Though electronic cigarettes have been proved by multiple scientific studies to be the most effective method for weaning off of cigarette smoking, the Canadian legislature seems to have another opinion of the fairly new form of water vapor smoking today. Institutions like the Royal College of Physician have put out reports, ‘Nicotine without smoke: tobacco harm reduction’ that prove e-cigarettes are likely to be beneficial to the greater UK public health.
The proof is there, but what about the Canadian legislature’s interpretation of the facts and information we know about vaping today?
This past spring, the Senate put forth a bill, S-5, that would, if passed and enacted into law, restrict the promotion of electronic cigarettes as a reliable ‘tobacco cessation method.’ Put simply: this bill wants to curtail the amount of media and articles stating that e-cigarettes have health-related benefits that appeals to smokers.
Senator Jane Cordy, reported by Canadian Unerwriter, stated, “The reality is that it is impossible to know the long-term effects of vaping or the effects of inhaling vapor and particularly vapor containing nicotine at this point in time.” She recorded these statements on May 18, 2017 during the third debate on Bill S-5. If passed, S-5 would amend the Non-Smokers’ Health Act and the Tobacco Act.
Bill S-5 Provisions
This bill aims to prohibit the promotion of vaping in a manner that could persuade a person into thinking vaping is actually beneficial for their health in the short and long term. However, there is one notable exception: doctor’s can recommend the vapor pens as an alternative for weaning off of cigarettes today. The government wants to limit the promotion of e-cigarettes as something that can be safely and healthily pursued by non-smokers looking to get into smoking.

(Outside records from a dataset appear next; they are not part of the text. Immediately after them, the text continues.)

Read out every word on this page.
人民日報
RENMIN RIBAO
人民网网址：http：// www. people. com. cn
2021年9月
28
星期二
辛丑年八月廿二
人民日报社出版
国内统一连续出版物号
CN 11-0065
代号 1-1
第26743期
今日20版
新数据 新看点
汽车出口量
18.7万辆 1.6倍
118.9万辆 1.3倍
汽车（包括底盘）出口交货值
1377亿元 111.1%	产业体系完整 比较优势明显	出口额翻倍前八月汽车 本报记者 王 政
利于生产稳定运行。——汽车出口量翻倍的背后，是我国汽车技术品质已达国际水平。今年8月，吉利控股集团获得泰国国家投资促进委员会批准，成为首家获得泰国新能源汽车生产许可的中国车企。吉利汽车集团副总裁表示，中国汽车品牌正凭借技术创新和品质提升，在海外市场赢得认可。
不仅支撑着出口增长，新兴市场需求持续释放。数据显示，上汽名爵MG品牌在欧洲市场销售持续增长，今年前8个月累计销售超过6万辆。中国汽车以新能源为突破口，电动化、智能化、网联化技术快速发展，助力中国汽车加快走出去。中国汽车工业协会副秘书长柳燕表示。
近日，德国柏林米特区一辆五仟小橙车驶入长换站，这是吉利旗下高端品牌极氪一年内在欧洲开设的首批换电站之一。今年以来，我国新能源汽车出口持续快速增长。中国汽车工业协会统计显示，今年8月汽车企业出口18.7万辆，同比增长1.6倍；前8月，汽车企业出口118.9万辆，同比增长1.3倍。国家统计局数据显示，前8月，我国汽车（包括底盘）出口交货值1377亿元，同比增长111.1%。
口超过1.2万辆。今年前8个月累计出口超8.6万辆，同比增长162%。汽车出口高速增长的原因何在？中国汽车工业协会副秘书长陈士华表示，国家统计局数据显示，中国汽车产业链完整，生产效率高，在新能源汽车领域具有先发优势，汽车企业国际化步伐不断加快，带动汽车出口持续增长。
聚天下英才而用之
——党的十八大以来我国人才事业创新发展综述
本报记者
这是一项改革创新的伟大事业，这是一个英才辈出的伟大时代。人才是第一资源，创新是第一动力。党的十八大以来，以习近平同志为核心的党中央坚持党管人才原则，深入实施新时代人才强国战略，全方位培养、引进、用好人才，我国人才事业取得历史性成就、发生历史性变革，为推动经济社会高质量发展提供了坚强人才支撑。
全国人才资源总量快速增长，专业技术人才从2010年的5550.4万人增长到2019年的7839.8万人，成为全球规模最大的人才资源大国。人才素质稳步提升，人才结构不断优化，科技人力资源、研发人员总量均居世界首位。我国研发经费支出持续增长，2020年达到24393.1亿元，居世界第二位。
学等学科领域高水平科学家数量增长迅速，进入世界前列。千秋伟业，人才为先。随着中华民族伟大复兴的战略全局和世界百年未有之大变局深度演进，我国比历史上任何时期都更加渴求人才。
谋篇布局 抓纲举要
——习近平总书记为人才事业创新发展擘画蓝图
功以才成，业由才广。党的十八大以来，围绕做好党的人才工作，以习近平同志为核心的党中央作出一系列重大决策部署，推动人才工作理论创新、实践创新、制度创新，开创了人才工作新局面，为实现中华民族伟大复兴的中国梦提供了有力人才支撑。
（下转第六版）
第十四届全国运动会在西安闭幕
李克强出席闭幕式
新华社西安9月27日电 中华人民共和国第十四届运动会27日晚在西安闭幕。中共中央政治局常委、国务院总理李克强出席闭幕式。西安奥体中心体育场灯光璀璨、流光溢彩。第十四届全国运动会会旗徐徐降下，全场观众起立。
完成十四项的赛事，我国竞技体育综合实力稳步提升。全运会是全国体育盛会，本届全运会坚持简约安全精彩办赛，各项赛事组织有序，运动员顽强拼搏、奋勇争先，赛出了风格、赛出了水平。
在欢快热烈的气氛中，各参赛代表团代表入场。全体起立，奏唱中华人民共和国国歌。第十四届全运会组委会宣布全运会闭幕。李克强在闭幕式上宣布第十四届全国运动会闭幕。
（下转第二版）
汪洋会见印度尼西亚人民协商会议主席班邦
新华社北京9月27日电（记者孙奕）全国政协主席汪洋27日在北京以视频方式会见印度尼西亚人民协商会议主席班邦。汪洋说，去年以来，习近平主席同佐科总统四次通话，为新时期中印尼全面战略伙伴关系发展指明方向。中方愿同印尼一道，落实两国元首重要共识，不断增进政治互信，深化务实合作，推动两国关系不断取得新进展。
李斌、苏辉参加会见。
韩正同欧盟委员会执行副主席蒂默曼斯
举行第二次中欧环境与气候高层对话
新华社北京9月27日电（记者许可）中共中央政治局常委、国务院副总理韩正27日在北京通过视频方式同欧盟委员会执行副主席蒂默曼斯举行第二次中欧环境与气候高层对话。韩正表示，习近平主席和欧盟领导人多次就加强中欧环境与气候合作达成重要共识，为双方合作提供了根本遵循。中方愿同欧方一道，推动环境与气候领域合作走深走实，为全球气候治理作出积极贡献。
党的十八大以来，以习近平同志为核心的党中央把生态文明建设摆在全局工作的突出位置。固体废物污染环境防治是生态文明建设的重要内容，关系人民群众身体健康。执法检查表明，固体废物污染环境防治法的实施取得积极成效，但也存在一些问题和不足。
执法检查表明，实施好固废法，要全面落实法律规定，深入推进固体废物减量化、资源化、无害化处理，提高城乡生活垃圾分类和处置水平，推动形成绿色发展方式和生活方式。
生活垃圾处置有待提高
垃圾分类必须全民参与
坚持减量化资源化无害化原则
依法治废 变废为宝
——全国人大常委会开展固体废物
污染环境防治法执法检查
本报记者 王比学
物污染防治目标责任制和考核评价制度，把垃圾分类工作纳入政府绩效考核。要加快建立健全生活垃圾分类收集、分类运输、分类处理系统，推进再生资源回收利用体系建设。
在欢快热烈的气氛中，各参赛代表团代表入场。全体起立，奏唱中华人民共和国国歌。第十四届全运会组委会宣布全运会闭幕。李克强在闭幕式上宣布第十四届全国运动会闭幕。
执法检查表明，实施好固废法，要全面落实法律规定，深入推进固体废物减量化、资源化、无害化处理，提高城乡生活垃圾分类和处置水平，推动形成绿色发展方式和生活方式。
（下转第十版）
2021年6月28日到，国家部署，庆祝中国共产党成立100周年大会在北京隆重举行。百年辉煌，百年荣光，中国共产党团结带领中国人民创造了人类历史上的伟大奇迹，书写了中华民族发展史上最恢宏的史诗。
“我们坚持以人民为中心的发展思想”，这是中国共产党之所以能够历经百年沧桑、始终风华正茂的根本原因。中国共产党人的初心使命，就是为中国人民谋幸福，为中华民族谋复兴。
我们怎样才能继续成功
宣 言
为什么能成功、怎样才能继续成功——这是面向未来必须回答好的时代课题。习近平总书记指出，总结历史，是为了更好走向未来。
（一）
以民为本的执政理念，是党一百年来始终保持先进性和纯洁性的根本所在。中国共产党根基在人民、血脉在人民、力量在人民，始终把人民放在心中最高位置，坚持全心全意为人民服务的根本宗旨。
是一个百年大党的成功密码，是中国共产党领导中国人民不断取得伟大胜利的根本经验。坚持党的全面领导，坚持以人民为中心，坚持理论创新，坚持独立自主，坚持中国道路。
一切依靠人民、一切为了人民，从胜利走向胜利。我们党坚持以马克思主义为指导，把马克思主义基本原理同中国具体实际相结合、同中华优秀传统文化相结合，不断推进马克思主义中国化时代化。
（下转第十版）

Additionally, the bill would regulate vaping products based on the criteria already set forth by the Food and Drugs Act, Tobacco Act, and the Canada Consumer Product Safety Act. Senator Petitclerc, during a debate on the bill in December 2016, stated that, “Vaping products that contain nicotine or which are claimed to have a therapeutic benefit must be approved by the Health Canada before they can be sold.”
Lastly, the bill prohibits advertising vaporizers in a way that could be appealing to youth. With the nitrosamines, nicotine infusions, and other elements to the e-juice that makes it a viable alternative for cigarette smokers, representatives argue it is not fit for teenagers.
The S-5 Debate
Ultimately, the debate comes down to the composition of e-juices and what goes into them. Some distributors are more transparent about their juices than others, with some organic juices containing simply nicotine, vapor, flavoring, and a few “harmless” chemicals, deemed so by the Food and Drugs Act. Other juices come with their fair share of chemicals that can be closely associated with carcinogens, or cancer-inducing compounds.
Everyone seems to be in agreement that e-cigarettes are the best option for smokers looking to wean off of cigarettes, and S-5 clearly protects that portion of their usage.